Ein Anfang: Kunst wird angesehen

Kunst ist auf unser Auge ange­wiesen. In Bezug auf bildende Kunst und Theater ist das sofort ersicht­lich, aber auch bei Konzerten ist es nicht nur die bessere Klang­qua­lität, die uns anzieht. Gerade auch das Perfor­ma­tive, das sich durch Akteur*innen ausbil­dende Gesamt­erlebnis, ist ein wich­tiger Faktor bei der Entschei­dung für den Besuch eines Live-Konzertes. Wir schauen Kunst also an. Wenn das passiert, werfen wir nicht nur einen flüch­tigen Blick auf ein Gemälde, ein Thea­ter­stück, oder eine Tanz-Perfor­mance, sondern wir erwarten etwas. Kunst soll uns etwas zeigen, zum Beispiel zum Nach­denken anregen, neue Perspek­tiven vermit­teln oder Humor trans­por­tieren. Wir erwarten das Ergebnis des Schaf­fens­pro­zesses von Künstler*innen.

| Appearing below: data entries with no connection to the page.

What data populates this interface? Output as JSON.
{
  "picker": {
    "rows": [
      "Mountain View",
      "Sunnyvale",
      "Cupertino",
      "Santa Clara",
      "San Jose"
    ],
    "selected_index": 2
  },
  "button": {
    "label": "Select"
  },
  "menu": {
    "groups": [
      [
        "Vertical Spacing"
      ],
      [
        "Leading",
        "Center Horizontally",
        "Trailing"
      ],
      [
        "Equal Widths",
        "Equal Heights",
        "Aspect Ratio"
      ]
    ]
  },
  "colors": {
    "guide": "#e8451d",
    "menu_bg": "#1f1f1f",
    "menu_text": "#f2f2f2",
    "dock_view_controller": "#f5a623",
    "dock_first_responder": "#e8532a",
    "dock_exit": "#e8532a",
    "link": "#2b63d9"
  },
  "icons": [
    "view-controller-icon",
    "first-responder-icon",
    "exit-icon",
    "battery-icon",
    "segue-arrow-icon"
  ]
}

Diese Fest­stel­lung ist bis hierher wenig über­ra­schend. Inter­es­santer wird es, wenn wir mithilfe der Bild­theorie des Psycho­ana­ly­ti­kers Jacques Lacan ergänzen, dass Kunst selbst eine Reak­tion ist, auf den Blick, den wir (über das Kunst­werk) auf Künstler*innen werfen. Kunst ist demnach das, was diesem Blick preis­ge­geben werden soll. Damit ist klar, dass auch Künstler*innen ein Auge auf ihre Rezipient*innen haben, wenn sie ihre Kunst entwerfen. Wenn wir also ein Kunst­werk anschauen sehen wir nicht direkt den dahin­ter­ste­henden Menschen, sondern ein Produkt, dass unseren Blick befrieden soll. Meis­tens ist dieses Vorhaben erfolg­reich, unsere Erwar­tung wird von dem Kunst­ob­jekt erfüllt und wir treten in eine Ausein­an­der­set­zung mit dem Kunst­ob­jekt, eine Ausein­an­der­set­zung, die zum Ziel hat zu ergründen, was das Kunst­werk über uns selbst verrät. Lacan bezeichnet diese Ausein­an­der­set­zung als „sich sich sehen sehen“. Wir enden in einer Ausein­an­der­set­zung mit uns selbst, in einer Art ‚Ich schaue, also bin ich.'

Noch nicht entmu­tigt von soviel Theorie? Lacan gilt als einer der kompli­zier­testen Schreiber des 20. Jahr­hun­derts. Doch eine Beschäf­ti­gung mit seinen Theo­rien lohnt, sich in Bezug auf Kunst: Lacan ermög­licht es Kunst als imagi­nierte Ausein­an­der­set­zung mit uns selbst zu begreifen. Gewis­ser­maßen als Reak­tion auf die Frage „Wer bin ich?“. Ziel des folgenden Beitrags soll es sein etwas genauer zu beleuchten, wie Lacan zu diesen Schluss­fol­ge­rungen kommt und zu begründen, warum diese Perspek­tive für die Analyse, viel­leicht sogar die Kritik von Kunst fruchtbar gemacht werden sollte. Voran­ge­stellt ist dem eine Vorstel­lung von Jacques Lacan selbst, seiner bekann­testen Theorie, dem Spie­gel­sta­dium und eine genauere Betrach­tung der oben skiz­zierten Bildtheorie.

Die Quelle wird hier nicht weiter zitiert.